Minha educadora me colocaria de castigo, se soubesse de meu mau comportamento. Eu não
podia colocar Rosalie de lado, ninguém desviaria minha atenção dela. Eu precisava ser a mãe que
me educaram para ser.
Imediatamente, uma torrente de pensamentos desastrosos se alastra por minha mente:
será que ela estava sendo bem cuidada? Será que Lucinda ainda estava em Red Rose? Se ela
estivesse, talvez eu pudesse ficar um pouco mais tranquila. Com Nolan, eu não poderia contar,
ele jamais seria o pai de que ela precisava...

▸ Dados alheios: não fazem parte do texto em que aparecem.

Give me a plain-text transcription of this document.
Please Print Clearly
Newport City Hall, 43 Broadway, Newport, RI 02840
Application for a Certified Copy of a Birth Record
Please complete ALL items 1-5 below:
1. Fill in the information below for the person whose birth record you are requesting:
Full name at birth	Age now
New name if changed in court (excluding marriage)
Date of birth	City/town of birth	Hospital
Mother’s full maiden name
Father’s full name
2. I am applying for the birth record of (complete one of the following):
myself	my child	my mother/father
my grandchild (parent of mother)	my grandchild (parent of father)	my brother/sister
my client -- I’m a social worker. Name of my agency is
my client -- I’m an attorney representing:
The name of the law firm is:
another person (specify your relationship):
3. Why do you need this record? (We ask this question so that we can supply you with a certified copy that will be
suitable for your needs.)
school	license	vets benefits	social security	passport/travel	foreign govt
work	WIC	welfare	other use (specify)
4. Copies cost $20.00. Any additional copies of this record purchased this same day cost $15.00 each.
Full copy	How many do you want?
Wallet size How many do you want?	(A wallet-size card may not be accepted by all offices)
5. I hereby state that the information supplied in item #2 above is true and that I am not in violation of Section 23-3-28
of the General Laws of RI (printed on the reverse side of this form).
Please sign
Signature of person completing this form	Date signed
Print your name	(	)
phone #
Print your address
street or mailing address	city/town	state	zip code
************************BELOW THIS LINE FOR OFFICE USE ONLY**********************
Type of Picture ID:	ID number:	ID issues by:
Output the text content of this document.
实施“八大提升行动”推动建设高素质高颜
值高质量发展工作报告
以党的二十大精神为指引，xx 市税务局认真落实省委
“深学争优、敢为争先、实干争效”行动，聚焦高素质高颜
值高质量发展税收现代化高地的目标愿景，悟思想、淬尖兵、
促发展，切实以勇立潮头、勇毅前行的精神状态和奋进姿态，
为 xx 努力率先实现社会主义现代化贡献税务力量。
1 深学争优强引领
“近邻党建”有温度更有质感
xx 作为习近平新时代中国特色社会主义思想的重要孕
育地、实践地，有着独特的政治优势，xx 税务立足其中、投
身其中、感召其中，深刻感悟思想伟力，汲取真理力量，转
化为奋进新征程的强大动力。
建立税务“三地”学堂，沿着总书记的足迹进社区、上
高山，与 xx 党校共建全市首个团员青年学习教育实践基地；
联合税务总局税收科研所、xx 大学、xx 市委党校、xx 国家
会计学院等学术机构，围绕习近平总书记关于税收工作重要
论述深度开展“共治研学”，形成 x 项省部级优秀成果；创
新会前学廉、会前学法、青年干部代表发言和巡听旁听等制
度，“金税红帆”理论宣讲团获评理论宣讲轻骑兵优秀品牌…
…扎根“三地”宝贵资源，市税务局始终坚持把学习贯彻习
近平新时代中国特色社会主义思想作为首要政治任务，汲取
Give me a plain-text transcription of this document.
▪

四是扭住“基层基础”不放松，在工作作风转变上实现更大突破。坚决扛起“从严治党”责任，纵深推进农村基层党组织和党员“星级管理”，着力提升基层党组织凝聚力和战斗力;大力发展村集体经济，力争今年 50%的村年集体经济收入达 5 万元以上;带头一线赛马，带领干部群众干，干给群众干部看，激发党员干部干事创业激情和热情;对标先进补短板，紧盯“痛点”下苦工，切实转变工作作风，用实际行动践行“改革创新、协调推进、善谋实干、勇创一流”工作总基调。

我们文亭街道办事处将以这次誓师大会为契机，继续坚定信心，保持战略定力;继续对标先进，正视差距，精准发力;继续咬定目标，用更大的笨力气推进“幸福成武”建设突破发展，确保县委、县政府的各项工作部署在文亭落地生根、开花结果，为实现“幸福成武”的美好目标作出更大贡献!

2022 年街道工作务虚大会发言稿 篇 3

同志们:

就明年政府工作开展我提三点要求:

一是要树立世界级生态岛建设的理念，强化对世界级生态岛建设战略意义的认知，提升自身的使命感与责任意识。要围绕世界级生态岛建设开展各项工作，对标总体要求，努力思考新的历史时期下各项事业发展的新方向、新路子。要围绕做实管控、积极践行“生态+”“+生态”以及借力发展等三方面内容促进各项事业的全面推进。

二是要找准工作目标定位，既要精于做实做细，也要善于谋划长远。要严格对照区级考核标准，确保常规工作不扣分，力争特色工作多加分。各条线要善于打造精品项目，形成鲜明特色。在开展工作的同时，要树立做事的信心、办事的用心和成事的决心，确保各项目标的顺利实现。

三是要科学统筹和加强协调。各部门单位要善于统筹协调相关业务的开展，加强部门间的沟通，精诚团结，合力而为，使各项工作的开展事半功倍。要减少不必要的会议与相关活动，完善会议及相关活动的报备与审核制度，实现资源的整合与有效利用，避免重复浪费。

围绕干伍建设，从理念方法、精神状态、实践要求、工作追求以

Enquanto minha mente vagava para longe, as paredes continuavam a me oprimir, a me
sufocar. Ainda sobre a cama, dobrei os joelhos e os puxei ao meu peito. Como eu poderia livrar-
me deste lugar? E se eu conseguisse fugir, para onde eu iria? Meu Deus, o que eu fiz para
merecer esse destino?
Já era noite, quando meu estômago reclamou de fome. Eu havia passado o dia todo
sozinha em meu quarto, deixando tudo o que apavorava dominar minha mente e corpo, porque,
de alguma forma, parecia que era o certo, mesmo que não resolvesse em nada minha situação.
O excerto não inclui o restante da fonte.